来日中の元近鉄ラルフ・ブライアント氏(58)が、あの伝説の「10・19」の舞台だった旧川崎球場に帰ってきた。現在は富士通スタジアムとなった球場内で24日、ファンと交流イベントを行い、元ロッテ牛島和彦氏(58)、元近鉄の中根仁氏(52)を交えたトークショーで当時の思い出を語った。

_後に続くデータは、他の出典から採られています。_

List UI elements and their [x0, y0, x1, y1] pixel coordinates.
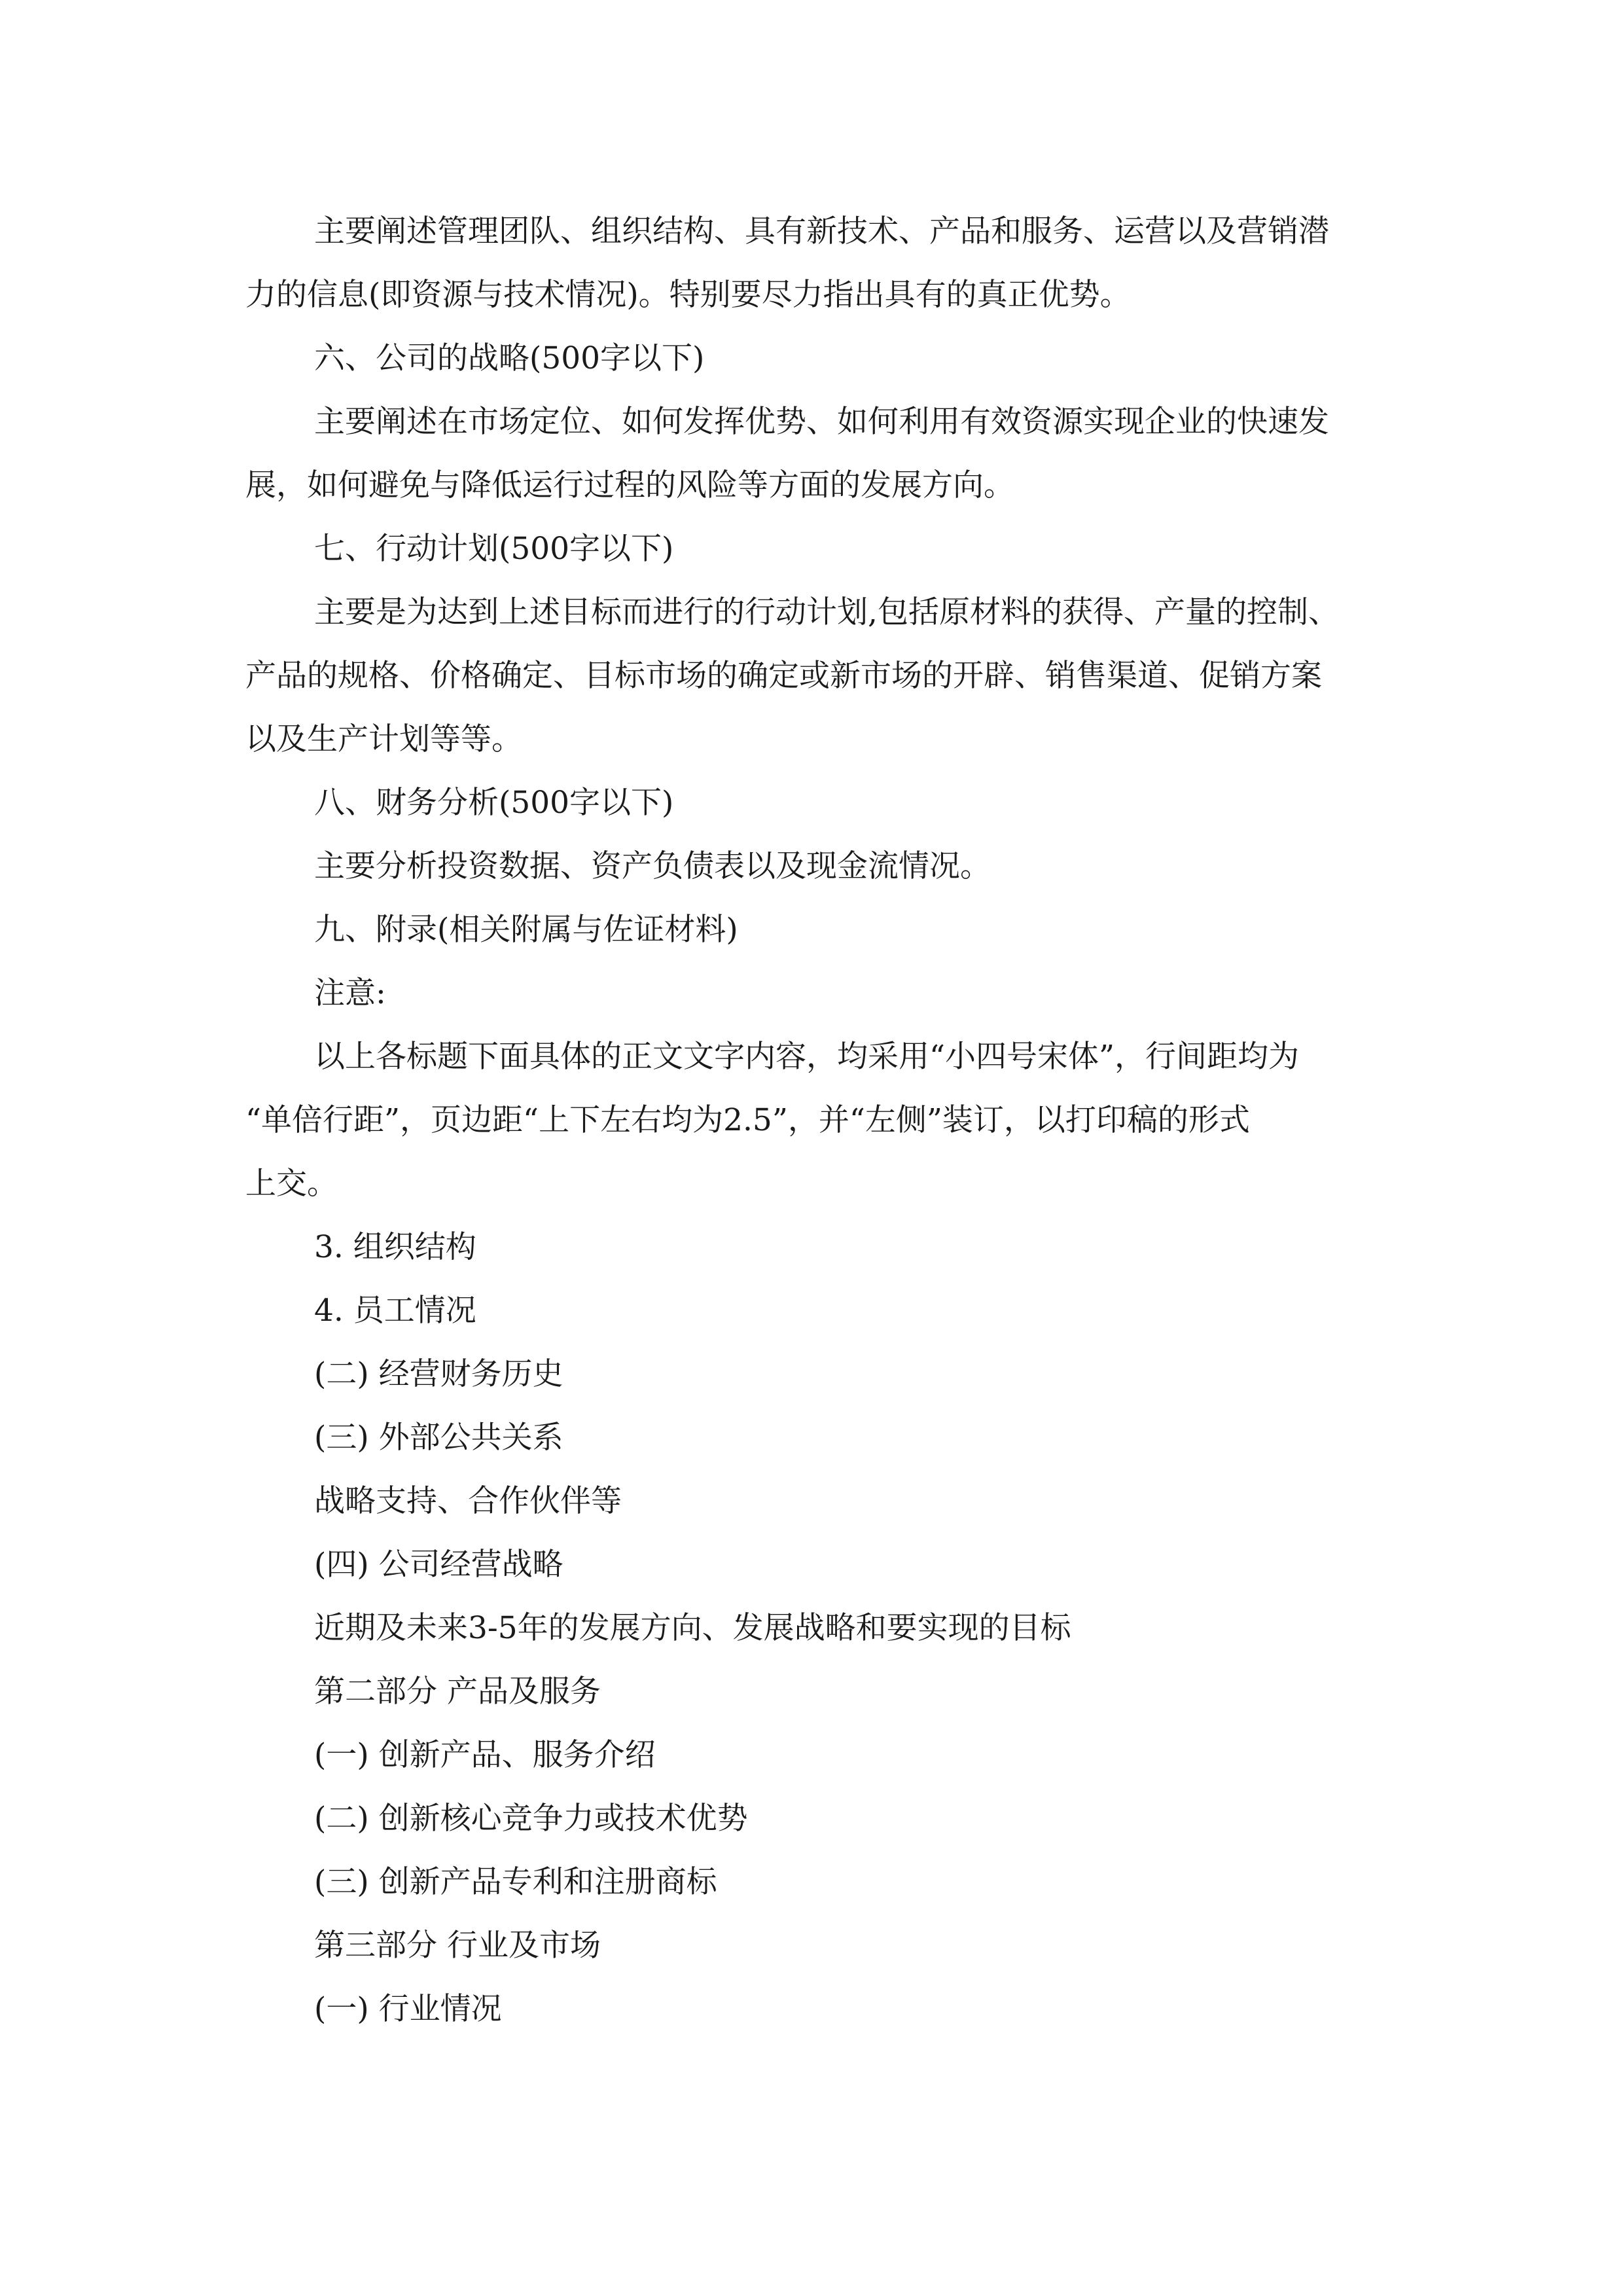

「10・19」とは、88年シーズンの残り2試合を勝てば優勝という近鉄が、10月19日に行ったロッテとのダブルヘッダー。当時、大きな注目を集め名勝負が繰り広げられた。ブライアント氏は「第1戦を勝って、次もとにかく勝つしかないと言い合い、第2戦に臨んだ」と回想。結局、2戦目を引き分けて優勝を逃し「帰りのバスで、みんな悲しみに暮れていた」と振り返った。近鉄の優勝を阻止した牛島氏は「試合前に、自分たちは何をすべきかミーティングを開いた。プロとして恥ずかしくないプレーをしようと話し合った」と秘話を明かした。

ブライアント氏は、89年10月12日の西武とのダブルヘッダーで放った4打席連続本塁打も振り返り「あのうち1本は、渡辺久信から打った唯一のホームランだったからうれしかった。最高の瞬間だった」と話した。